先週で中山、中京の開催が終了。今週から引き続きの京都と東京での開催がスタートします。
ということで先週の回顧は京都を中心に行いたいと思います。
まずは中山を振り返っておきましょう。AJCCは調教タイプが乗込トラックだった
ネヴァブションが優勝。この調教タイプは昨年1〜3着を独占した標準多めトラックと似た調教タイプです。
そして昨年1着のエアシェイディが標準多めトラックから標準トラックと本数弱化で2着。本数の分だけ同厩ネヴァブションに0.4秒の差をつけられたと見てよいでしょう。
3着は坂路でしたが、標準多めのトウショウシロッコ。やはり本数が重要な重賞だったことに間違いはないようですが、坂路よりもトラックに調教適性が高い重賞だということも、近年の中山芝2200mの調教傾向でしょう。
続いて京都。
「
京都ダート1800mはスパルタ」をタイトルにした先週のコラムでしたが、平安Sはスパルタと同じタイプ系統である一杯平均併用の
ワンダースピードが勝ちました。また1番人気エスポワールシチーは標準少め坂路と本数が少ない調教タイプだけに苦戦すると思いましたが、自分の形を崩さず逃げて2着。

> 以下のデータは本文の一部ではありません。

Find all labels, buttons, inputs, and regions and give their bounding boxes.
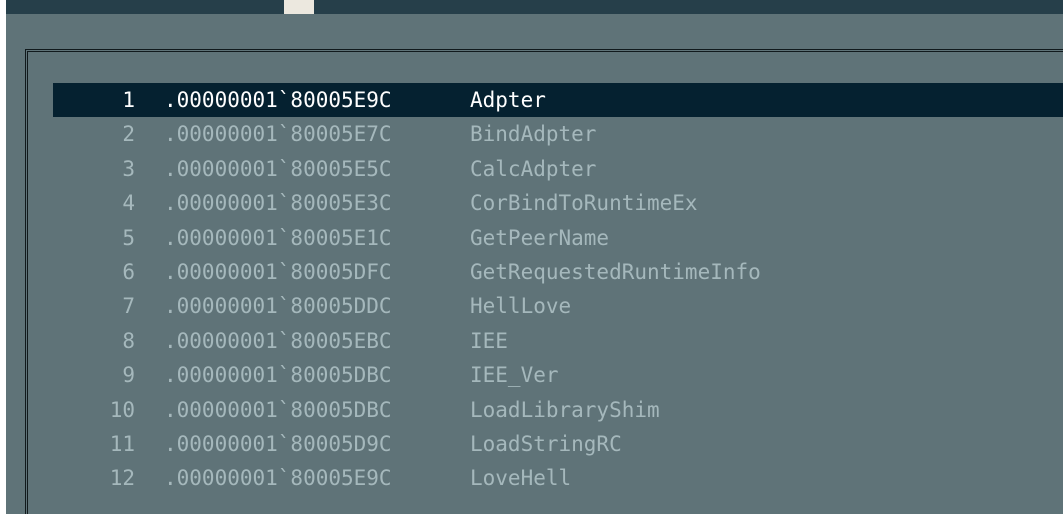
row-address: .00000001`80005E1C xyxy=(164,225,392,250)
row-symbol-name: LoadLibraryShim xyxy=(470,397,660,422)
list-row[interactable]: 5 .00000001`80005E1C GetPeerName xyxy=(53,221,1063,255)
row-symbol-name: CorBindToRuntimeEx xyxy=(470,191,698,216)
row-number: 3 xyxy=(122,156,135,181)
debugger-window: 1 .00000001`80005E9C Adpter 2 .00000001`8000… xyxy=(0,0,1063,514)
row-symbol-name: HellLove xyxy=(470,294,572,319)
row-number: 8 xyxy=(122,328,135,353)
row-number: 11 xyxy=(109,431,135,456)
row-symbol-name: CalcAdpter xyxy=(470,156,597,181)
list-row-selected[interactable]: 1 .00000001`80005E9C Adpter xyxy=(53,83,1063,118)
row-symbol-name: BindAdpter xyxy=(470,122,597,147)
list-row[interactable]: 10 .00000001`80005DBC LoadLibraryShim xyxy=(53,393,1063,427)
row-address: .00000001`80005E3C xyxy=(164,191,392,216)
row-address: .00000001`80005D9C xyxy=(164,431,392,456)
row-address: .00000001`80005E5C xyxy=(164,156,392,181)
list-row[interactable]: 6 .00000001`80005DFC GetRequestedRuntimeIn… xyxy=(53,255,1063,289)
list-row[interactable]: 9 .00000001`80005DBC IEE_Ver xyxy=(53,358,1063,392)
row-address: .00000001`80005DFC xyxy=(164,259,392,284)
row-number: 2 xyxy=(122,122,135,147)
row-number: 9 xyxy=(122,363,135,388)
row-address: .00000001`80005DDC xyxy=(164,294,392,319)
row-symbol-name: GetRequestedRuntimeInfo xyxy=(470,259,761,284)
row-address: .00000001`80005EBC xyxy=(164,328,392,353)
row-symbol-name: LoadStringRC xyxy=(470,431,622,456)
row-number: 4 xyxy=(122,191,135,216)
list-row[interactable]: 12 .00000001`80005E9C LoveHell xyxy=(53,461,1063,495)
row-address: .00000001`80005E7C xyxy=(164,122,392,147)
row-symbol-name: IEE xyxy=(470,328,508,353)
row-address: .00000001`80005DBC xyxy=(164,397,392,422)
list-row[interactable]: 3 .00000001`80005E5C CalcAdpter xyxy=(53,152,1063,186)
window-titlebar xyxy=(6,0,1063,14)
row-number: 1 xyxy=(122,88,135,112)
row-address: .00000001`80005DBC xyxy=(164,363,392,388)
row-symbol-name: IEE_Ver xyxy=(470,363,559,388)
row-symbol-name: LoveHell xyxy=(470,466,572,491)
row-number: 6 xyxy=(122,259,135,284)
list-row[interactable]: 11 .00000001`80005D9C LoadStringRC xyxy=(53,427,1063,461)
list-row[interactable]: 4 .00000001`80005E3C CorBindToRuntimeEx xyxy=(53,186,1063,220)
row-number: 5 xyxy=(122,225,135,250)
list-row[interactable]: 2 .00000001`80005E7C BindAdpter xyxy=(53,117,1063,151)
titlebar-tab-marker xyxy=(284,0,314,14)
row-address: .00000001`80005E9C xyxy=(164,466,392,491)
list-row[interactable]: 7 .00000001`80005DDC HellLove xyxy=(53,289,1063,323)
row-address: .00000001`80005E9C xyxy=(164,88,392,112)
row-number: 7 xyxy=(122,294,135,319)
list-row[interactable]: 8 .00000001`80005EBC IEE xyxy=(53,324,1063,358)
row-symbol-name: Adpter xyxy=(470,88,546,112)
row-symbol-name: GetPeerName xyxy=(470,225,610,250)
export-symbol-list[interactable]: 1 .00000001`80005E9C Adpter 2 .00000001`8000… xyxy=(53,83,1063,496)
row-number: 12 xyxy=(109,466,135,491)
row-number: 10 xyxy=(109,397,135,422)
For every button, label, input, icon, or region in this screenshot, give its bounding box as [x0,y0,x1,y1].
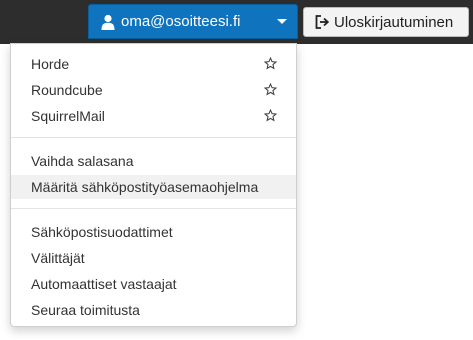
menu-item-roundcube[interactable]: Roundcube [11,78,296,102]
menu-item-label: Horde [31,56,70,72]
menu-item-configure-mail-client[interactable]: Määritä sähköpostityöasemaohjelma [11,175,296,199]
menu-divider [11,137,296,138]
menu-item-label: Välittäjät [31,250,85,266]
menu-item-track-delivery[interactable]: Seuraa toimitusta [11,298,296,322]
user-email-label: oma@osoitteesi.fi [121,13,241,30]
user-menu-button[interactable]: oma@osoitteesi.fi [88,4,298,39]
logout-label: Uloskirjautuminen [334,13,454,31]
menu-item-forwarders[interactable]: Välittäjät [11,246,296,270]
star-outline-icon[interactable] [264,109,277,122]
menu-item-change-password[interactable]: Vaihda salasana [11,149,296,173]
star-outline-icon[interactable] [264,57,277,70]
menu-item-label: Seuraa toimitusta [31,302,140,318]
sign-out-icon [315,15,330,29]
menu-item-label: Sähköpostisuodattimet [31,224,173,240]
menu-item-autoresponders[interactable]: Automaattiset vastaajat [11,272,296,296]
menu-divider [11,208,296,209]
menu-item-label: Roundcube [31,82,103,98]
menu-item-label: SquirrelMail [31,108,105,124]
logout-button[interactable]: Uloskirjautuminen [303,7,469,37]
menu-item-label: Automaattiset vastaajat [31,276,177,292]
menu-item-label: Määritä sähköpostityöasemaohjelma [31,179,259,195]
star-outline-icon[interactable] [264,83,277,96]
user-icon [101,14,115,30]
user-dropdown-menu: Horde Roundcube SquirrelMail Vaihda sala… [10,43,297,327]
menu-item-mail-filters[interactable]: Sähköpostisuodattimet [11,220,296,244]
menu-item-squirrelmail[interactable]: SquirrelMail [11,104,296,128]
top-navbar: oma@osoitteesi.fi Uloskirjautuminen [0,0,473,44]
menu-item-label: Vaihda salasana [31,153,134,169]
menu-item-horde[interactable]: Horde [11,52,296,76]
chevron-down-icon [277,19,287,24]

7日目12Rの京都ダート1800mでも1着スパルタ坂路、2着一杯平均トラックという結果だったように、先週も運動量が必要な馬場であることは間違いありませんでした。
ですからワンダースピードは調教適性を存分に発揮し、エスポワールシチーの2着は調教適性以上に能力の高さを示す結果だったと言えるでしょう。
また1400mにおいても一杯平均系統が大活躍。
7日目の3歳未勝利では一杯平均トラックの
ニホンピロララバイが7番人気2着。
羅生門Sでは一杯平均坂路の
ランザローテ(2番人気)が勝ち、一杯平均トラックの
サンエムパーム(7番人気)が3着でした。
水分を含んだダートであれば時計が速くなり、先行した馬ナリ平均系統がスピードで押し切ってしまうことが多くありますが、今の京都は凍結防止剤散布の影響もあるのか、時計が速い割にはパワーを必要とする馬場となっており、特に無酸素運動で鍛えられている一杯平均系統の活躍が目立ちます。
これは馬場が乾いても変わりないことだと思いますので、2回京都でも引き続き一杯平均、スパルタであればトラックでも坂路でも積極的に狙っていきたいところです。
そして芝ですが、こちらは非常に難しい馬場状態。とにかく先行して内を通らないと上位争いできません。芝レースで上位争いをした馬は、調教適性以上に伸びてこれる位置取りを選択したジョッキーの好騎乗だと思います。
しかしそんな芝も今週からCコースへの仮柵移動。これによって最内は非常に悪い状態になるだろうと推測します。また仮柵の移動によって4コーナーから直線入口が鋭角になるため、内でタイトなコーナーリングをするよりも、外から惰性をつけた方が伸びやすい状況になります。
要するに3コーナーの下りを利用して少し長めに脚を使える外差し馬が有利になるはず。この際に運動量が必要になりますから、ようやく標準多め坂路の差し馬が馬券になる開催になるのではないかと期待しています。
今週の京都牝馬Sではどんな馬がこの調教タイプになるのか。「
速報!調教Gメン」でお伝えしますので、ぜひご期待ください。
調教Gメンとは?
調教をスポーツ科学的に分析した適性理論。それぞれのコースに必要な無酸素運動と有酸素運動の量やバランスを見極め、それに最も適した調教をしている馬を狙う馬券術。競馬新聞の調教欄に記載されている調教場所、調教本数、脚色(例:一杯)を確認するだけでOK。
調教コース&調教タイプの考え方
調教コースが「坂路」、調教タイプが「一杯平均」の馬は「
一杯平均坂路」に分類される。
調教コース一覧
【トラック】 ウッド、芝、ダートでの調教の本数が全体の8割以上の場合。有酸素運動の強化。
【坂路】 坂路での調教の本数が全体の8割以上の場合。無酸素運動の強化。
【併用】 トラックと坂路の併用で、どちらかの調教本数が全体の3割以上の場合。有無酸素をバランス良く強化。
【トラック主体】 トラックと坂路の併用で、坂路調教の本数が全体の2割以上3割未満の場合。有酸素運動寄り。
【坂路主体】 トラックと坂路の併用で、トラック調教の本数が全体の2割以上3割未満の場合。無酸素運動寄り。